台所や浴室で使う物だけでなく、中学生が使うシャープペンシルまで抗菌!というなんともほほ笑ましい有り様でした…。
そんなナンセンスグッズが現れては消えて行く中、ハッキリと「抗菌」の地位を確保した分野がありました。繊維製品です。
夏場、汗がしみ込んだ作業着をそのまま放置しておくと、臭くなります。ですから毎日汗を流す職人さん達の作業着を抗菌繊維で作るという発想は、すごく自然な発想です。

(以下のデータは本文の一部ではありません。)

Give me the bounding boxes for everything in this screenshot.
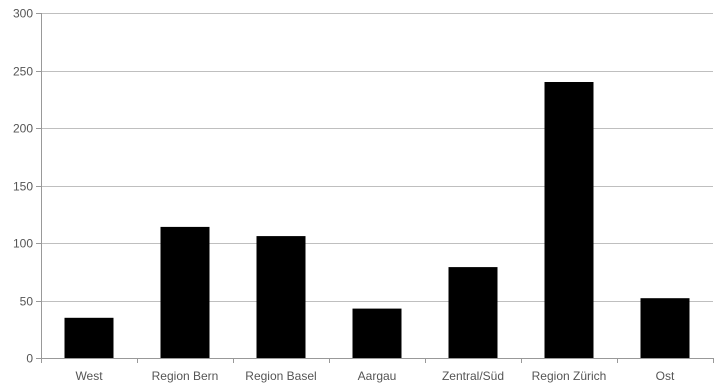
tick-labels: 0 50 100 150 200 250 300 West Region Bern Region …	[13, 7, 675, 384]
bar	[64, 317, 114, 359]
x-tick-label: Region Bern	[152, 369, 219, 383]
x-tick-label: Aargau	[358, 369, 397, 383]
axes	[36, 13, 714, 363]
bar	[544, 82, 594, 358]
bar	[352, 308, 402, 358]
bar	[448, 267, 498, 358]
gridlines	[41, 13, 713, 302]
bar	[640, 298, 690, 358]
y-tick-label: 100	[13, 237, 33, 251]
x-tick-label: Ost	[656, 369, 675, 383]
y-tick-label: 250	[13, 65, 33, 79]
y-tick-label: 0	[26, 352, 33, 366]
x-tick-label: Region Basel	[245, 369, 316, 383]
x-tick-label: West	[75, 369, 103, 383]
x-tick-label: Zentral/Süd	[442, 369, 504, 383]
x-tick-label: Region Zürich	[532, 369, 607, 383]
bar	[256, 236, 306, 358]
y-tick-label: 150	[13, 180, 33, 194]
y-tick-label: 50	[20, 295, 34, 309]
bars	[64, 82, 690, 359]
y-tick-label: 200	[13, 122, 33, 136]
y-tick-label: 300	[13, 7, 33, 21]
bar	[160, 226, 210, 358]
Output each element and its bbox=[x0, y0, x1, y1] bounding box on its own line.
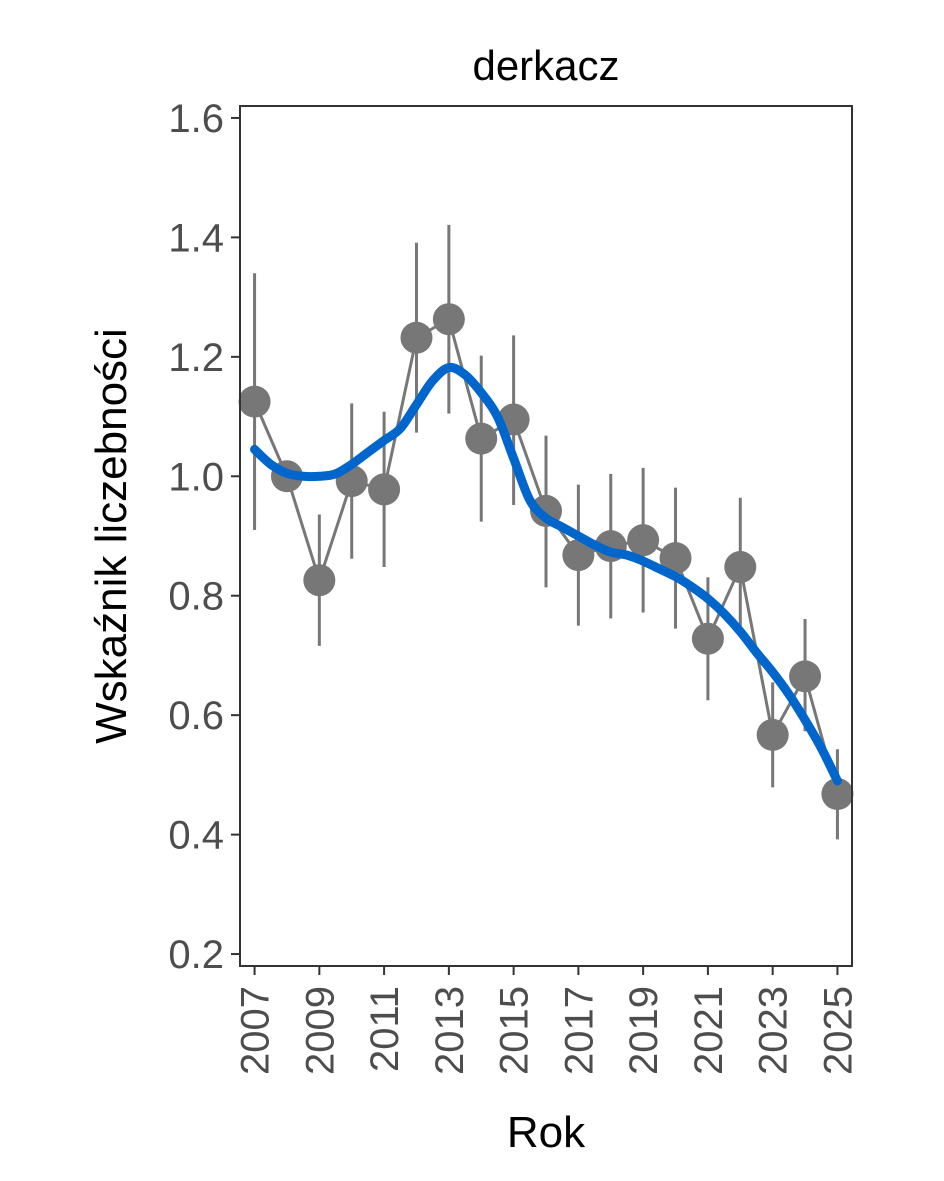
y-tick-label: 1.0 bbox=[168, 455, 224, 499]
x-tick-label: 2017 bbox=[557, 986, 601, 1075]
data-point bbox=[659, 542, 692, 575]
x-tick-label: 2021 bbox=[687, 986, 731, 1075]
y-tick-label: 0.8 bbox=[168, 575, 224, 619]
data-point bbox=[789, 660, 822, 693]
data-point bbox=[368, 473, 401, 506]
y-tick-label: 0.2 bbox=[168, 933, 224, 977]
chart-title: derkacz bbox=[472, 42, 619, 89]
data-point bbox=[756, 718, 789, 751]
y-axis: 0.2 0.4 0.6 0.8 1.0 1.2 1.4 1.6 bbox=[168, 97, 240, 977]
data-point bbox=[627, 524, 660, 557]
x-tick-label: 2009 bbox=[298, 986, 342, 1075]
y-tick-label: 1.6 bbox=[168, 97, 224, 141]
x-tick-label: 2011 bbox=[363, 986, 407, 1072]
x-tick-label: 2015 bbox=[493, 986, 537, 1075]
x-axis: 2007 2009 2011 2013 2015 2017 2019 2021 2023 2025 bbox=[234, 966, 860, 1075]
data-point bbox=[238, 385, 271, 418]
data-point bbox=[432, 303, 465, 336]
data-point bbox=[724, 551, 757, 584]
y-tick-label: 1.4 bbox=[168, 216, 224, 260]
x-axis-title: Rok bbox=[507, 1108, 586, 1157]
x-tick-label: 2007 bbox=[234, 986, 278, 1075]
data-point bbox=[691, 622, 724, 655]
data-point bbox=[303, 564, 336, 597]
y-tick-label: 0.6 bbox=[168, 694, 224, 738]
x-tick-label: 2019 bbox=[622, 986, 666, 1075]
panel-border bbox=[239, 105, 853, 967]
trend-line bbox=[250, 362, 842, 786]
x-tick-label: 2025 bbox=[816, 986, 860, 1075]
data-point bbox=[821, 778, 854, 810]
x-tick-label: 2013 bbox=[428, 986, 472, 1075]
y-axis-title: Wskaźnik liczebności bbox=[87, 328, 136, 744]
y-tick-label: 1.2 bbox=[168, 336, 224, 380]
plot-area bbox=[238, 224, 854, 840]
data-point bbox=[562, 539, 595, 572]
x-tick-label: 2023 bbox=[752, 986, 796, 1075]
data-point bbox=[465, 422, 498, 455]
data-point bbox=[400, 321, 433, 354]
y-tick-label: 0.4 bbox=[168, 814, 224, 858]
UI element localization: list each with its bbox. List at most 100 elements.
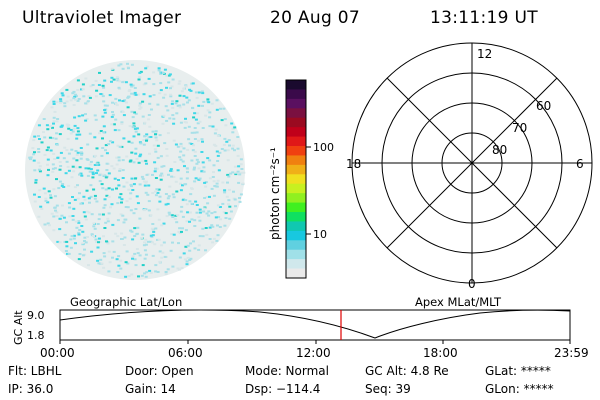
image-pixel <box>102 100 106 103</box>
image-pixel <box>164 105 168 108</box>
image-pixel <box>173 218 177 220</box>
image-pixel <box>143 257 147 260</box>
image-pixel <box>143 135 147 138</box>
image-pixel <box>121 159 125 162</box>
image-pixel <box>94 95 98 98</box>
image-pixel <box>204 249 207 252</box>
image-pixel <box>116 271 120 273</box>
image-pixel <box>214 144 218 147</box>
image-pixel <box>59 98 63 101</box>
image-pixel <box>119 267 123 270</box>
image-pixel <box>95 172 98 175</box>
image-pixel <box>102 235 105 238</box>
image-pixel <box>163 93 167 96</box>
image-pixel <box>189 257 193 260</box>
image-pixel <box>114 97 118 100</box>
image-pixel <box>78 253 82 255</box>
image-pixel <box>185 203 189 206</box>
image-pixel <box>90 250 94 253</box>
image-pixel <box>183 183 187 186</box>
image-pixel <box>222 107 226 110</box>
image-pixel <box>193 138 197 140</box>
image-pixel <box>46 163 49 166</box>
image-pixel <box>144 253 148 256</box>
image-pixel <box>114 103 118 105</box>
image-pixel <box>72 97 76 100</box>
image-pixel <box>177 230 181 233</box>
image-pixel <box>183 121 187 124</box>
image-pixel <box>236 136 240 138</box>
image-pixel <box>220 148 224 150</box>
image-pixel <box>122 185 126 188</box>
image-pixel <box>38 165 42 168</box>
image-pixel <box>145 133 149 136</box>
image-pixel <box>202 210 206 213</box>
image-pixel <box>59 165 63 167</box>
image-pixel <box>115 104 119 107</box>
image-pixel <box>229 210 233 213</box>
image-pixel <box>73 95 77 98</box>
image-pixel <box>146 193 150 196</box>
image-pixel <box>162 222 166 225</box>
image-pixel <box>136 93 140 96</box>
image-pixel <box>71 215 75 217</box>
image-pixel <box>33 200 37 203</box>
image-pixel <box>106 217 110 220</box>
image-pixel <box>91 171 95 174</box>
image-pixel <box>42 187 46 190</box>
image-pixel <box>107 143 111 146</box>
image-pixel <box>188 249 192 252</box>
image-pixel <box>113 177 117 180</box>
image-pixel <box>127 275 131 277</box>
image-pixel <box>72 127 76 130</box>
image-pixel <box>137 275 140 278</box>
image-pixel <box>39 205 43 208</box>
image-pixel <box>143 249 147 252</box>
image-pixel <box>82 195 86 198</box>
image-pixel <box>74 150 78 152</box>
image-pixel <box>145 180 148 183</box>
image-pixel <box>158 134 162 137</box>
image-pixel <box>69 238 73 241</box>
image-pixel <box>230 122 234 125</box>
image-pixel <box>206 157 210 160</box>
image-pixel <box>198 177 202 180</box>
image-pixel <box>160 224 164 227</box>
image-pixel <box>101 95 105 98</box>
image-pixel <box>64 172 68 175</box>
image-pixel <box>190 187 193 190</box>
image-pixel <box>151 254 155 257</box>
image-pixel <box>212 171 215 174</box>
image-pixel <box>138 76 142 79</box>
image-pixel <box>77 220 81 223</box>
image-pixel <box>148 152 151 155</box>
polar-labels: 12 18 6 0 60 70 80 <box>346 47 584 291</box>
image-pixel <box>151 130 155 133</box>
image-pixel <box>89 160 93 163</box>
image-pixel <box>184 84 188 87</box>
image-pixel <box>164 193 168 195</box>
image-pixel <box>143 241 146 244</box>
image-pixel <box>149 214 153 217</box>
image-pixel <box>122 114 126 117</box>
image-pixel <box>95 241 98 243</box>
image-pixel <box>119 193 123 196</box>
image-pixel <box>198 235 202 238</box>
image-pixel <box>216 234 220 237</box>
image-pixel <box>70 148 74 151</box>
image-pixel <box>216 224 219 227</box>
image-pixel <box>122 137 126 140</box>
image-pixel <box>197 244 201 247</box>
status-ip: IP: 36.0 <box>8 382 54 396</box>
image-pixel <box>156 144 160 147</box>
image-pixel <box>85 210 89 213</box>
image-pixel <box>138 71 142 74</box>
image-pixel <box>32 153 36 156</box>
image-pixel <box>130 185 133 188</box>
image-pixel <box>201 235 205 238</box>
image-pixel <box>228 188 231 191</box>
colorbar-swatch <box>286 183 306 194</box>
image-pixel <box>130 177 134 180</box>
image-pixel <box>97 163 101 166</box>
image-pixel <box>167 81 171 84</box>
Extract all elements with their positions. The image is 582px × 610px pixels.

抗菌繊維の作業着は瞬く間に市場を席巻し、従来型のノーマルな作業着を探すのが困難なほどでした。
けれども不思議なことに、実際に現場で働く作業者の声は、このようなメーカーの思惑とは正反対のものだったのです。
「作業着が、以前より臭うようになった」――実際これが、現場の率直な声でした…。
専門家ではありませんので、どのような仕組みで、抗菌繊維で折られた作業着が、通常の繊維で折られた作業着よりも臭くなるのかわかりませんけれども、夏の暑い時期に、朝から汗だくで仕事していると、昼過ぎにはもう異臭を放つようになってくるんです。その匂いはというと、ちょうど放置していた食品がbacillus(桿菌)に覆われてしまった時の匂い、アミン臭といった感じです。“饐えた匂い”とでもいうのでしょうか。
試しに、新しく支給された作業着をやめて、以前支給されたノーマル繊維の作業着を着てみますと、1日仕事すればそれなりに汗臭くはなりますけれども、抗菌繊維の時のようなアミン臭はありませんでした。

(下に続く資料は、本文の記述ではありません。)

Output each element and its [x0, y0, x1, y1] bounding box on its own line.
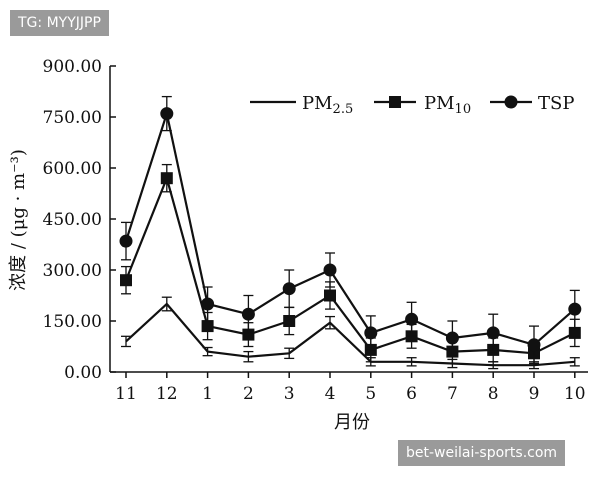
x-axis-label: 月份	[334, 412, 370, 433]
legend-marker-square	[389, 96, 401, 108]
legend-label: PM2.5	[302, 93, 353, 117]
data-point-square	[120, 274, 132, 287]
series-pm2-5	[121, 296, 580, 370]
data-point-circle	[405, 312, 419, 326]
x-tick-label: 8	[488, 384, 499, 404]
x-tick-label: 7	[447, 384, 458, 404]
x-tick-label: 9	[529, 384, 540, 404]
data-point-circle	[527, 338, 541, 352]
data-point-square	[201, 320, 214, 333]
x-tick-label: 5	[365, 384, 376, 404]
series-line	[125, 302, 575, 367]
data-point-square	[160, 172, 173, 185]
y-tick-label: 150.00	[43, 312, 102, 332]
data-point-circle	[160, 107, 174, 121]
data-point-circle	[323, 263, 337, 277]
x-tick-label: 2	[243, 384, 254, 404]
data-point-circle	[445, 331, 459, 345]
y-tick-label: 450.00	[43, 210, 102, 230]
watermark-top-left: TG: MYYJJPP	[10, 10, 109, 36]
data-point-square	[283, 315, 296, 327]
y-axis-ticks: 0.00 150.00 300.00 450.00 600.00 750.00 900.00	[43, 57, 116, 383]
legend-label: TSP	[538, 93, 574, 114]
legend: PM2.5 PM10 TSP	[250, 93, 574, 117]
series-line	[124, 174, 576, 355]
legend-label: PM10	[424, 93, 471, 117]
data-point-circle	[486, 326, 500, 340]
y-tick-label: 750.00	[43, 108, 102, 128]
data-point-circle	[201, 297, 215, 311]
x-tick-label: 11	[115, 384, 137, 404]
x-tick-label: 1	[202, 384, 213, 404]
plot-area	[119, 95, 582, 370]
data-point-circle	[364, 326, 378, 340]
legend-marker-circle	[504, 95, 518, 109]
watermark-bottom-right: bet-weilai-sports.com	[398, 440, 566, 466]
series-tsp	[119, 95, 582, 365]
y-tick-label: 0.00	[64, 363, 102, 383]
x-tick-label: 3	[284, 384, 295, 404]
data-point-square	[242, 328, 255, 341]
series-pm10	[120, 163, 581, 365]
y-tick-label: 900.00	[43, 57, 102, 77]
x-tick-label: 12	[156, 384, 178, 404]
data-point-circle	[241, 307, 255, 321]
y-tick-label: 300.00	[43, 261, 102, 281]
data-point-circle	[119, 234, 133, 248]
x-tick-label: 6	[406, 384, 417, 404]
x-axis-ticks: 11 12 1 2 3 4 5 6 7 8 9 10	[115, 372, 586, 404]
x-tick-label: 10	[564, 384, 586, 404]
data-point-square	[568, 326, 581, 339]
data-point-square	[324, 289, 336, 302]
series-line	[124, 109, 576, 347]
data-point-circle	[568, 302, 582, 316]
data-point-circle	[282, 282, 296, 296]
y-tick-label: 600.00	[43, 159, 102, 179]
x-tick-label: 4	[325, 384, 336, 404]
y-axis-label: 浓度 / (μg · m⁻³)	[8, 149, 29, 291]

これを聞いて、日常でよく似た経験をお持ちの方もおられるのではないでしょうか。
例えば、薬用石けん(※)を使い始めたら、なんだか以前よりも体臭が強くなったとか、アクネ菌を殺菌する洗顔フォームを使っていたら、かえってひどくなったとか、医者から水虫の薬(※)をもらってきたら、むしろ症状が悪化してしまった…等々。

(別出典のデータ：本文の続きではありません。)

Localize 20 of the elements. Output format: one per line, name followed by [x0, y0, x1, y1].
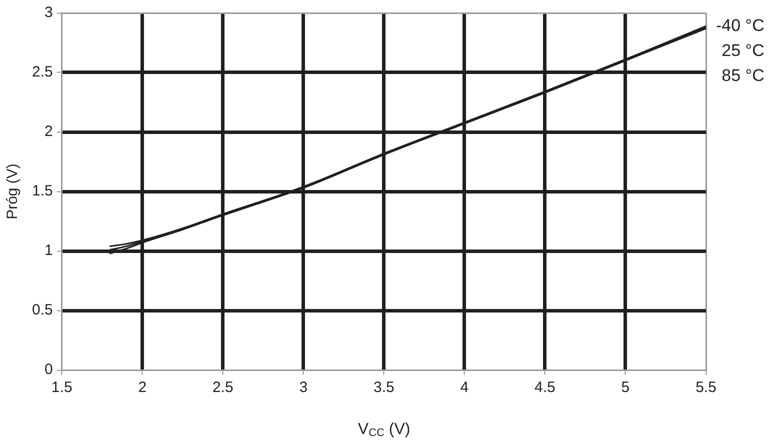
x-tick-label: 4	[460, 379, 469, 396]
y-axis-title: Próg (V)	[4, 164, 22, 220]
x-tick-label: 5.5	[696, 379, 716, 396]
y-tick-label: 2	[44, 123, 53, 140]
x-tick-label: 3.5	[373, 379, 394, 396]
x-tick-label: 2.5	[212, 379, 234, 396]
y-tick-label: 2.5	[32, 64, 53, 81]
x-axis-title: V$_{CC}$ (V)	[358, 421, 410, 440]
series-label: 25 °C	[722, 40, 764, 60]
x-tick-label: 5	[621, 379, 630, 396]
y-tick-label: 1	[44, 242, 53, 260]
x-tick-label: 4.5	[534, 379, 556, 396]
text: 85 °C	[722, 66, 764, 85]
y-tick-label: 0.5	[32, 302, 53, 319]
y-tick-label: 3	[44, 4, 53, 22]
x-tick-label: 2	[138, 379, 147, 396]
y-tick-label: 1.5	[32, 182, 53, 200]
x-tick-label: 3	[299, 379, 308, 396]
y-tick-label: 0	[44, 361, 53, 378]
series-label: -40 °C	[716, 16, 764, 35]
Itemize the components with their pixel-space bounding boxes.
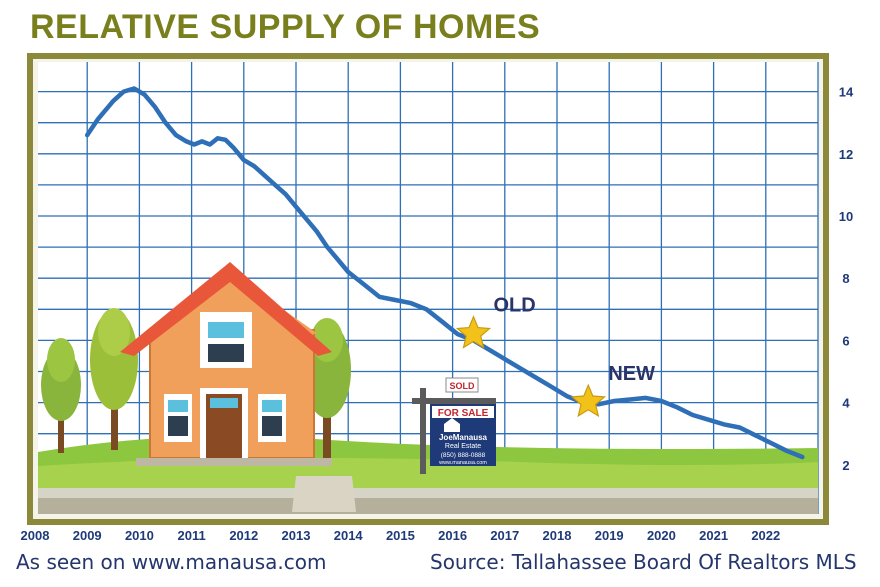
sign-top-label: SOLD: [449, 381, 475, 391]
annotation-layer: OLD NEW: [455, 295, 655, 418]
x-tick-label: 2012: [229, 528, 258, 543]
y-tick-label: 4: [842, 396, 850, 411]
x-tick-label: 2019: [595, 528, 624, 543]
page-title: RELATIVE SUPPLY OF HOMES: [30, 8, 541, 46]
y-tick-label: 12: [839, 147, 853, 162]
y-tick-label: 6: [842, 333, 849, 348]
y-tick-label: 8: [842, 271, 849, 286]
sign-url: www.manausa.com: [438, 460, 487, 466]
sign-brand-line1: JoeManausa: [439, 433, 488, 442]
x-tick-label: 2014: [334, 528, 364, 543]
x-tick-label: 2018: [543, 528, 572, 543]
annotation-star-icon: [570, 383, 606, 418]
y-tick-label: 10: [839, 209, 853, 224]
x-tick-label: 2017: [490, 528, 519, 543]
annotation-label: NEW: [608, 363, 655, 385]
y-tick-label: 2: [842, 458, 849, 473]
x-tick-label: 2013: [282, 528, 311, 543]
sign-phone: (850) 888-0888: [441, 452, 486, 459]
sign-main-label: FOR SALE: [438, 408, 489, 419]
annotation-star-icon: [455, 315, 492, 349]
series-layer: [84, 86, 805, 460]
x-tick-label: 2021: [699, 528, 728, 543]
y-tick-label: 14: [839, 85, 854, 100]
footer-website-credit: As seen on www.manausa.com: [16, 550, 327, 574]
for-sale-sign: SOLD FOR SALE JoeManausa Real Estate (85…: [412, 377, 496, 474]
x-tick-label: 2022: [751, 528, 780, 543]
footer-source-credit: Source: Tallahassee Board Of Realtors ML…: [430, 550, 857, 574]
x-tick-label: 2020: [647, 528, 676, 543]
tree-left-1-icon: [41, 338, 81, 453]
x-tick-label: 2009: [73, 528, 102, 543]
x-tick-label: 2015: [386, 528, 415, 543]
x-tick-label: 2008: [21, 528, 50, 543]
sign-brand-line2: Real Estate: [445, 443, 481, 450]
x-tick-label: 2016: [438, 528, 467, 543]
x-tick-label: 2010: [125, 528, 154, 543]
tick-labels: 2008 2009 2010 2011 2012 2013 2014 2015 2016 2017…: [21, 85, 854, 543]
tree-left-2-icon: [90, 308, 138, 450]
annotation-label: OLD: [493, 295, 535, 317]
series-line-0: [84, 86, 805, 460]
x-tick-label: 2011: [177, 528, 205, 543]
house-icon: [120, 262, 332, 466]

こんな体験をして「ひょっとしてオイラ、特異体質なのかも。こんなこと絶対誰にも言えない!」と悩んでる人もいるのではと思います。
実は人間の健康な肌には、微生物がたくさんいます。カンジダ菌をはじめ、通常これらの菌は人間に害を与えないので、健康体であれば全く大丈夫なのです。共存共栄ってやつですね。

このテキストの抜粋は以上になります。